Industry Strategy The 10-Slide Killer Pitch Deck: How to Hook Investors

One producer told me in Cannes this year:

If I can’t sell the project in my head to someone between two elevator rides, the deck probably won’t save it.

Honestly, the more markets I attend, the more I feel how true that is.

Buyers and financiers usually filter projects incredibly fast:

What genre is it?
Which territories could actually buy it?
Streaming or theatrical?
Recognizable cast?
Strong first 10 minutes?
Any pre-sales or MGs already?

But the biggest hidden question is usually this:

Can I trust the people around this project?

Because signing an LOI is easy.
Signing a contract is easy.
Even sales estimates can look great on paper.

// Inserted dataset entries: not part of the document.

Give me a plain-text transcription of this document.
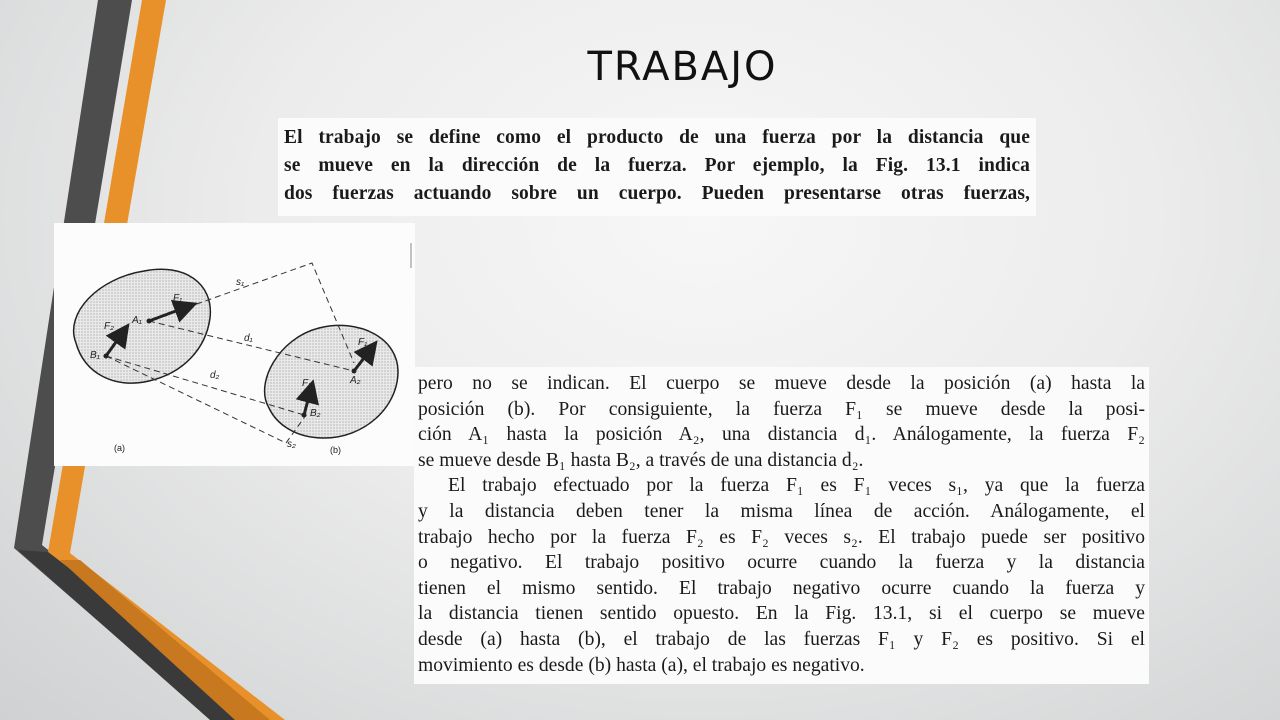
TRABAJO

El trabajo se define como el producto de una fuerza por la distancia que
se mueve en la dirección de la fuerza. Por ejemplo, la Fig. 13.1 indica
dos fuerzas actuando sobre un cuerpo. Pueden presentarse otras fuerzas,

s₁
F₁
F₂
A₁
B₁
d₁
d₂
F₁
F₂	A₂
B₂
s₂
(a)	(b)

pero no se indican. El cuerpo se mueve desde la posición (a) hasta la
posición (b). Por consiguiente, la fuerza F₁ se mueve desde la posi-
ción A₁ hasta la posición A₂, una distancia d₁. Análogamente, la fuerza F₂
se mueve desde B₁ hasta B₂, a través de una distancia d₂.
El trabajo efectuado por la fuerza F₁ es F₁ veces s₁, ya que la fuerza
y la distancia deben tener la misma línea de acción. Análogamente, el
trabajo hecho por la fuerza F₂ es F₂ veces s₂. El trabajo puede ser positivo
o negativo. El trabajo positivo ocurre cuando la fuerza y la distancia
tienen el mismo sentido. El trabajo negativo ocurre cuando la fuerza y
la distancia tienen sentido opuesto. En la Fig. 13.1, si el cuerpo se mueve
desde (a) hasta (b), el trabajo de las fuerzas F₁ y F₂ es positivo. Si el
movimiento es desde (b) hasta (a), el trabajo es negativo.
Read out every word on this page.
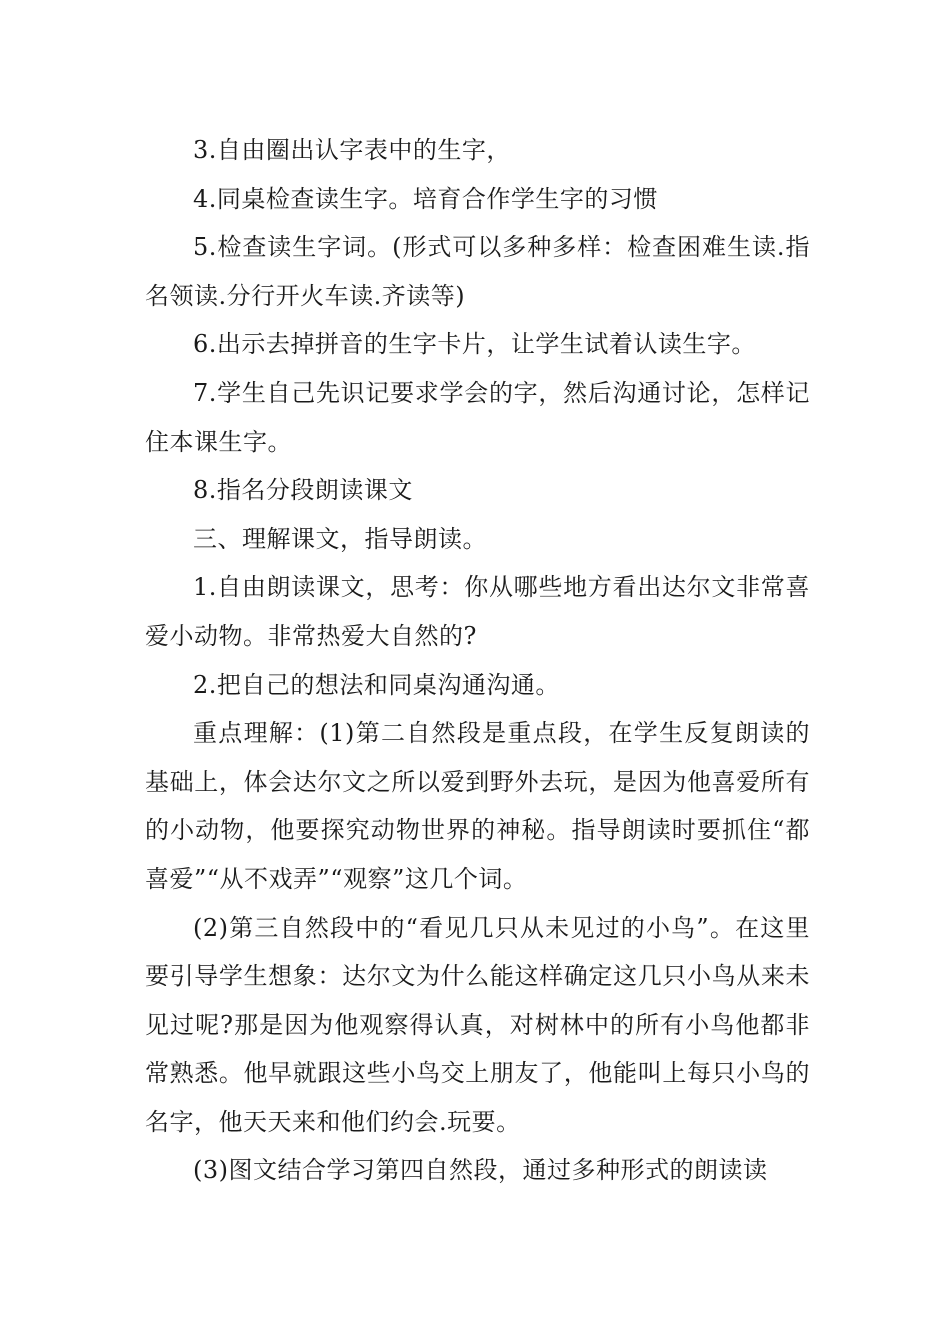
3.自由圈出认字表中的生字，

4.同桌检查读生字。培育合作学生字的习惯

5.检查读生字词。(形式可以多种多样：检查困难生读.指名领读.分行开火车读.齐读等)

6.出示去掉拼音的生字卡片，让学生试着认读生字。

7.学生自己先识记要求学会的字，然后沟通讨论，怎样记住本课生字。

8.指名分段朗读课文

三、理解课文，指导朗读。

1.自由朗读课文，思考：你从哪些地方看出达尔文非常喜爱小动物。非常热爱大自然的?

2.把自己的想法和同桌沟通沟通。

重点理解：(1)第二自然段是重点段，在学生反复朗读的基础上，体会达尔文之所以爱到野外去玩，是因为他喜爱所有的小动物，他要探究动物世界的神秘。指导朗读时要抓住“都喜爱”“从不戏弄”“观察”这几个词。

(2)第三自然段中的“看见几只从未见过的小鸟”。在这里要引导学生想象：达尔文为什么能这样确定这几只小鸟从来未见过呢?那是因为他观察得认真，对树林中的所有小鸟他都非常熟悉。他早就跟这些小鸟交上朋友了，他能叫上每只小鸟的名字，他天天来和他们约会.玩要。

(3)图文结合学习第四自然段，通过多种形式的朗读读
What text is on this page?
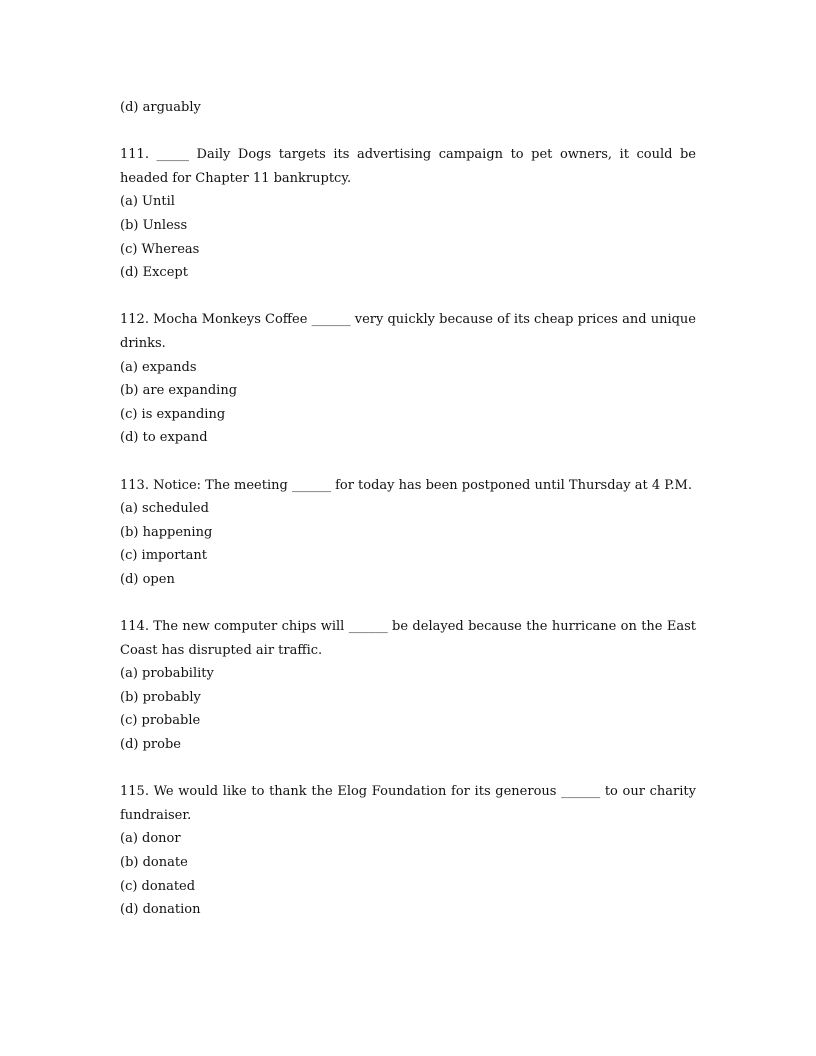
(d) arguably
111. _____ Daily Dogs targets its advertising campaign to pet owners, it could be headed for Chapter 11 bankruptcy.
(a) Until
(b) Unless
(c) Whereas
(d) Except
112. Mocha Monkeys Coffee ______ very quickly because of its cheap prices and unique drinks.
(a) expands
(b) are expanding
(c) is expanding
(d) to expand
113. Notice: The meeting ______ for today has been postponed until Thursday at 4 P.M.
(a) scheduled
(b) happening
(c) important
(d) open
114. The new computer chips will ______ be delayed because the hurricane on the East Coast has disrupted air traffic.
(a) probability
(b) probably
(c) probable
(d) probe
115. We would like to thank the Elog Foundation for its generous ______ to our charity fundraiser.
(a) donor
(b) donate
(c) donated
(d) donation
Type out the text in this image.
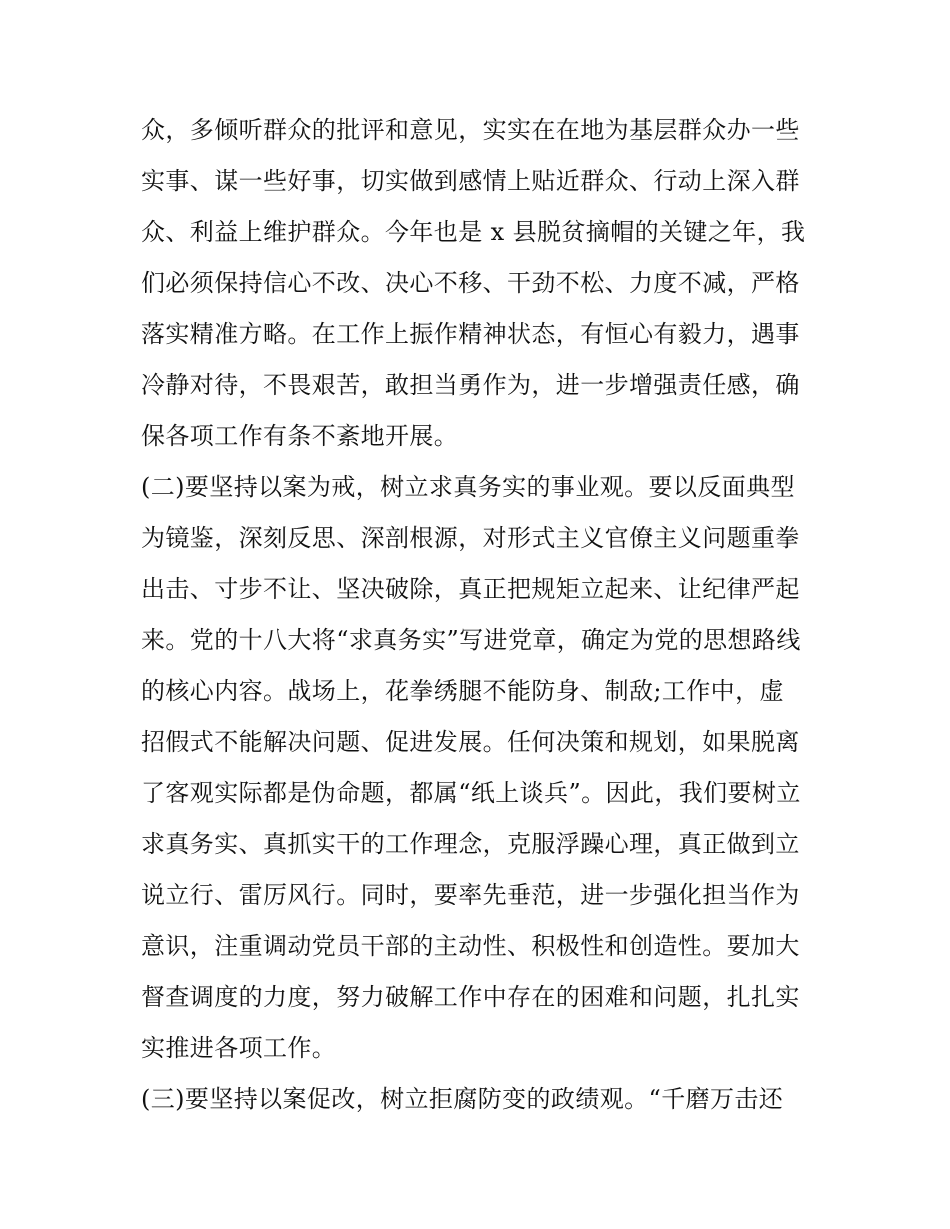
众，多倾听群众的批评和意见，实实在在地为基层群众办一些
实事、谋一些好事，切实做到感情上贴近群众、行动上深入群
众、利益上维护群众。今年也是 x 县脱贫摘帽的关键之年，我
们必须保持信心不改、决心不移、干劲不松、力度不减，严格
落实精准方略。在工作上振作精神状态，有恒心有毅力，遇事
冷静对待，不畏艰苦，敢担当勇作为，进一步增强责任感，确
保各项工作有条不紊地开展。
(二)要坚持以案为戒，树立求真务实的事业观。要以反面典型
为镜鉴，深刻反思、深剖根源，对形式主义官僚主义问题重拳
出击、寸步不让、坚决破除，真正把规矩立起来、让纪律严起
来。党的十八大将“求真务实”写进党章，确定为党的思想路线
的核心内容。战场上，花拳绣腿不能防身、制敌;工作中，虚
招假式不能解决问题、促进发展。任何决策和规划，如果脱离
了客观实际都是伪命题，都属“纸上谈兵”。因此，我们要树立
求真务实、真抓实干的工作理念，克服浮躁心理，真正做到立
说立行、雷厉风行。同时，要率先垂范，进一步强化担当作为
意识，注重调动党员干部的主动性、积极性和创造性。要加大
督查调度的力度，努力破解工作中存在的困难和问题，扎扎实
实推进各项工作。
(三)要坚持以案促改，树立拒腐防变的政绩观。“千磨万击还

The harder part is knowing who actually pays on time, who can really sell a film, and who people still want to work with two years later.

Honestly, I’ve seen weaker films move faster simply because the market trusted the ecosystem around them more.
 
We once went into investor meetings with a pitch deck that was nearly 25 slides long, and everyone kept saying how professional it looked.

The problem was that afterward almost nobody could explain the actual film in one sentence.

Later we cut it down to around 10 slides, and the conversations immediately became much better.

Since then, I’ve started feeling that overly long decks sometimes hide the project more than they actually sell it.